If you thought the travesty of the Chino-Quentin transfer was the absolute rock bottom of prison management, prepare to dig. Today’s Chron reports that Dr. Matthew Willis, Marin County’s top health official, has written a letter to Judge Howard of the Marin Superior Court, in which he documents his efforts to get San Quentin officials to quarantine the incoming people from Chino–to no avail. Megan Cassidy reports:
Dr. Matthew Willis had learned that the 122 prisoners weren’t tested for weeks before they were transferred on May 30. Unless they were “radically sequestered” from the native population, Willis warned, the prison was setting the stage for a major outbreak.
This advice — given in a June 1 conference call with acting San Quentin Warden Ron Broomfield and other high-ranking prison staffers — was the first in a series of public health recommendations to be issued and ultimately dismissed by prison officials, Willis said in a letter to a Marin County Superior Court judge and in an interview Tuesday with The Chronicle.
You’ll want to click on the article and read Dr. Willis’ letter in full, as well as the astonishing letter he received. Prison officials forwarded him a letter written by CDCR’s General Counsel, Jennifer Neill, who wrote, “The State is not an entity under local health officers’ jurisdictions, and thus local health officer orders are not valid against the State.” Neill hadn’t even written the letter to Dr. Willis: she had written it to Kings County’s health officials when they offered advice regarding the horrific outbreak in Avenal.
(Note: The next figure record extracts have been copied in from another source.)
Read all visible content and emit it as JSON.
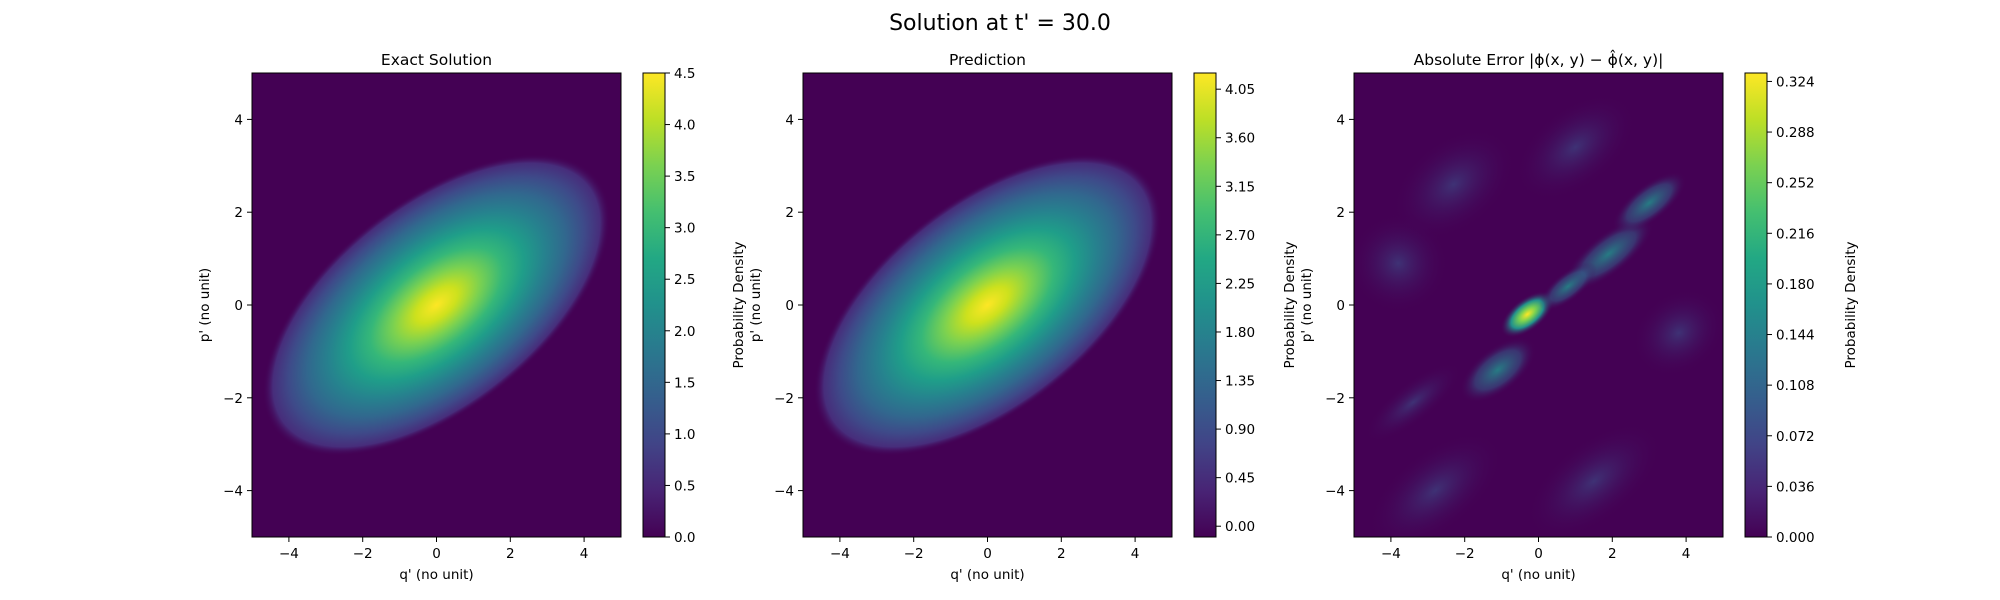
{
  "figure": {
    "title": "Solution at t' = 30.0"
  },
  "chart_data": [
    {
      "type": "heatmap",
      "title": "Exact Solution",
      "xlabel": "q' (no unit)",
      "ylabel": "p' (no unit)",
      "xlim": [
        -5,
        5
      ],
      "ylim": [
        -5,
        5
      ],
      "xticks": [
        -4,
        -2,
        0,
        2,
        4
      ],
      "yticks": [
        -4,
        -2,
        0,
        2,
        4
      ],
      "colormap": "viridis",
      "colorbar": {
        "label": "Probability Density",
        "range": [
          0.0,
          4.5
        ],
        "ticks": [
          "0.0",
          "0.5",
          "1.0",
          "1.5",
          "2.0",
          "2.5",
          "3.0",
          "3.5",
          "4.0",
          "4.5"
        ]
      },
      "peak": {
        "q": 0,
        "p": 0,
        "value": 4.5
      },
      "shape": "elongated Gaussian tilted along q' = p'"
    },
    {
      "type": "heatmap",
      "title": "Prediction",
      "xlabel": "q' (no unit)",
      "ylabel": "p' (no unit)",
      "xlim": [
        -5,
        5
      ],
      "ylim": [
        -5,
        5
      ],
      "xticks": [
        -4,
        -2,
        0,
        2,
        4
      ],
      "yticks": [
        -4,
        -2,
        0,
        2,
        4
      ],
      "colormap": "viridis",
      "colorbar": {
        "label": "Probability Density",
        "range": [
          -0.1,
          4.2
        ],
        "ticks": [
          "0.00",
          "0.45",
          "0.90",
          "1.35",
          "1.80",
          "2.25",
          "2.70",
          "3.15",
          "3.60",
          "4.05"
        ]
      },
      "peak": {
        "q": 0,
        "p": 0,
        "value": 4.1
      },
      "shape": "elongated Gaussian tilted along q' = p'"
    },
    {
      "type": "heatmap",
      "title": "Absolute Error |ϕ(x, y) − ϕ̂(x, y)|",
      "xlabel": "q' (no unit)",
      "ylabel": "p' (no unit)",
      "xlim": [
        -5,
        5
      ],
      "ylim": [
        -5,
        5
      ],
      "xticks": [
        -4,
        -2,
        0,
        2,
        4
      ],
      "yticks": [
        -4,
        -2,
        0,
        2,
        4
      ],
      "colormap": "viridis",
      "colorbar": {
        "label": "Probability Density",
        "range": [
          0.0,
          0.33
        ],
        "ticks": [
          "0.000",
          "0.036",
          "0.072",
          "0.108",
          "0.144",
          "0.180",
          "0.216",
          "0.252",
          "0.288",
          "0.324"
        ]
      },
      "peak": {
        "q": -0.3,
        "p": -0.2,
        "value": 0.33
      },
      "shape": "oscillatory stripes tilted along q' = p' with peak near origin"
    }
  ]
}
Go ahead, read it for yourself. I put a snippet of it above, to make sure you get the gist of it, but you need to see this with your own eyes.
As the horror settles in the pit of your stomach, let’s break this down:
It was always obvious that prison outbreaks are connected to outbreaks in the surrounding counties (this should be obvious to you, too, by now; the virus doesn’t read the Penal Code.) Because of this, traditionally, there was communication between county health officials and the prison on matters of public health, such as the flu vaccine and an outbreak of Legionnaires’ Disease.
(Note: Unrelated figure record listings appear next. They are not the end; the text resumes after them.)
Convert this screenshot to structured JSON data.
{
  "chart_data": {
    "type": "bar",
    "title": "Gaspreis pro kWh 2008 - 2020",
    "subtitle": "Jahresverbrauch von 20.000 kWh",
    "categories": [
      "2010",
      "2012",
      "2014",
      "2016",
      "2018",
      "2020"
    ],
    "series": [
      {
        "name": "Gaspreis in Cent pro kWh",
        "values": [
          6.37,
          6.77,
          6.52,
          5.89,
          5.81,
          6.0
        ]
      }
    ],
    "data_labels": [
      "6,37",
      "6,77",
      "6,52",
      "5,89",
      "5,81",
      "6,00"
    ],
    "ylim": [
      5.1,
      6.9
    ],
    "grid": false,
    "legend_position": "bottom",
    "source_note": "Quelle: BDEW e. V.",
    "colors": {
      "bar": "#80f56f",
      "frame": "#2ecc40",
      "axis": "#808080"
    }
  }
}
There had already been an incident in which, rather than heeding advice from the people directly affected by the outbreaks in prison, CDCR decided to ignore the advice and instead jockey for position and squabble about jurisdiction. Outcome: several hundreds of people became infected and a few died.
Then, months later, this occurred again. Again, the health official of the surrounding county offered advice. Again, CDCR chose to ignore the advice and instead jockey for position and squabble about jurisdiction. Indeed, they were apparently so pleased with how they had handled the previous incident that they didn’t even bother to write a new letter; instead, they simply forwarded the same letter to the health officials of the new county. Outcome: several thousands of people became infected and a few dozen died.
Friends, this is shocking. If all the previous warnings, all the alarm bells sounded by public health and criminal justice experts, did not suffice to prove that San Quentin officials, and the warden, exhibited deliberate indifference to the lives of the people under their supervision and care, this incident alone should make all of us sick to our stomachs.